Oregon Health Plan (OHP) – Oregon’s medical assistance program. It helps people with low incomes get access to care.
Patient-centered primary care home (PCPCH) - A health care clinic that focuses on the patient or member. It includes different providers all in one place.
Physician services - Services that you get from a doctor.
Plan - A company that arranges and pays for health care services. Most plans have physical, dental, and mental health care.
Preapproval (preauthorization) - Permission for a service. This is usually a document that says your plan will pay for a service. Some plans and services require this before you get the care.

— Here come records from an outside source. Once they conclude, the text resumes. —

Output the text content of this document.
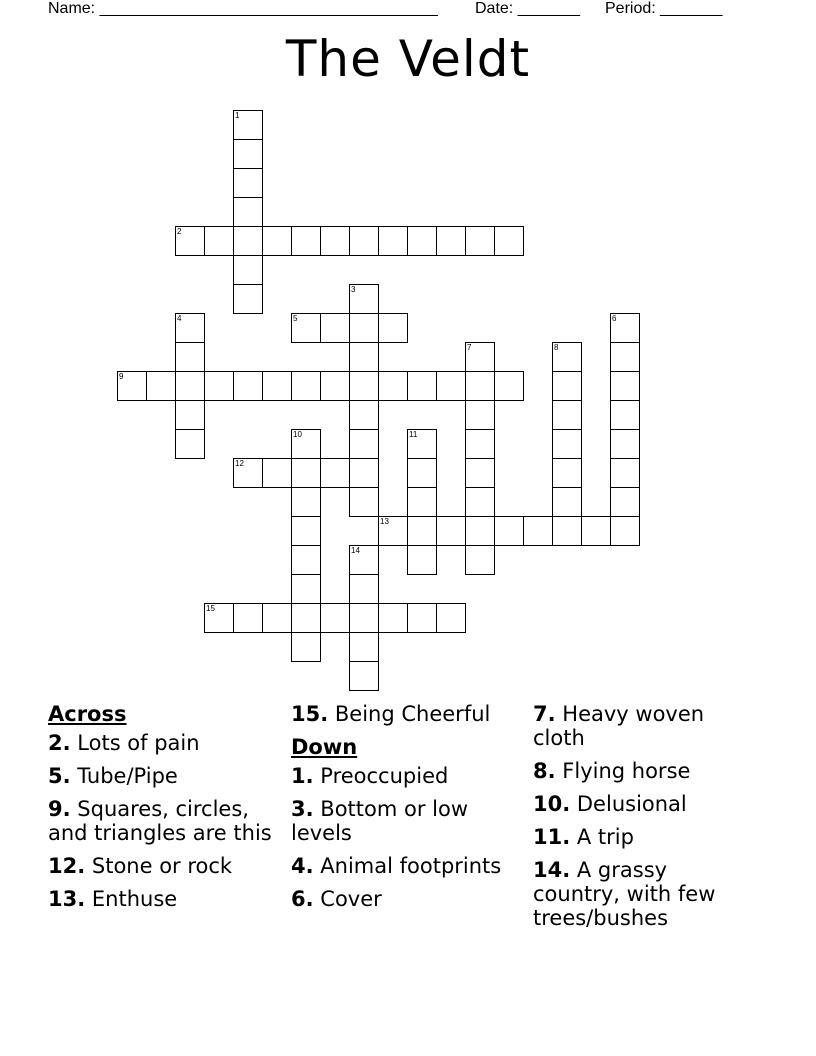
Name: ______________________________________ Date: _______ Period: _______
The Veldt
1
2
3
4	5	6
7	8
9
10	11
12
13
14
15
Across
2. Lots of pain
5. Tube/Pipe
9. Squares, circles, and triangles are this
12. Stone or rock
13. Enthuse
15. Being Cheerful
Down
1. Preoccupied
3. Bottom or low levels
4. Animal footprints
6. Cover
7. Heavy woven cloth
8. Flying horse
10. Delusional
11. A trip
14. A grassy country, with few trees/bushes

Preferred Drug List (PDL) - A list of medications that are covered by OHP.
Premium - The cost of insurance.
Prescription drugs - Medications that your doctor tells you to take.
Prevention - What you do to help keep you healthy and stop you from getting sick. For example, checkups and flu shots.
Primary care provider (PCP) - The medical professional who takes care of your health. This is usually the first person you call when you have health issues or need care. Your PCP can be a doctor, nurse practitioner, physician’s assistant, osteopath, or sometimes a naturopath.
Primary care dentist - The main dentist who takes care of your teeth and gums.
Provider - A licensed person or group that offers a health care service. For example, a doctor, dentist, or therapist.
Renewal - OHP members must make sure they still qualify for health benefits. This is called renewing. It happens every year.
Rehabilitation services – Services to help you get back to full health. These help usually after surgery, injury, or substance abuse.
Skilled nursing care – Help from a nurse with wound care, therapy, or taking your medicine. You can get skilled nursing care in a hospital, nursing home, or in your own home.
Specialist – A provider trained to care for a certain part of the body or type of illness.
Urgent care – Care that you need the same day. It could be for serious pain, to keep you from feeling much worse, or to avoid losing function in part of your body.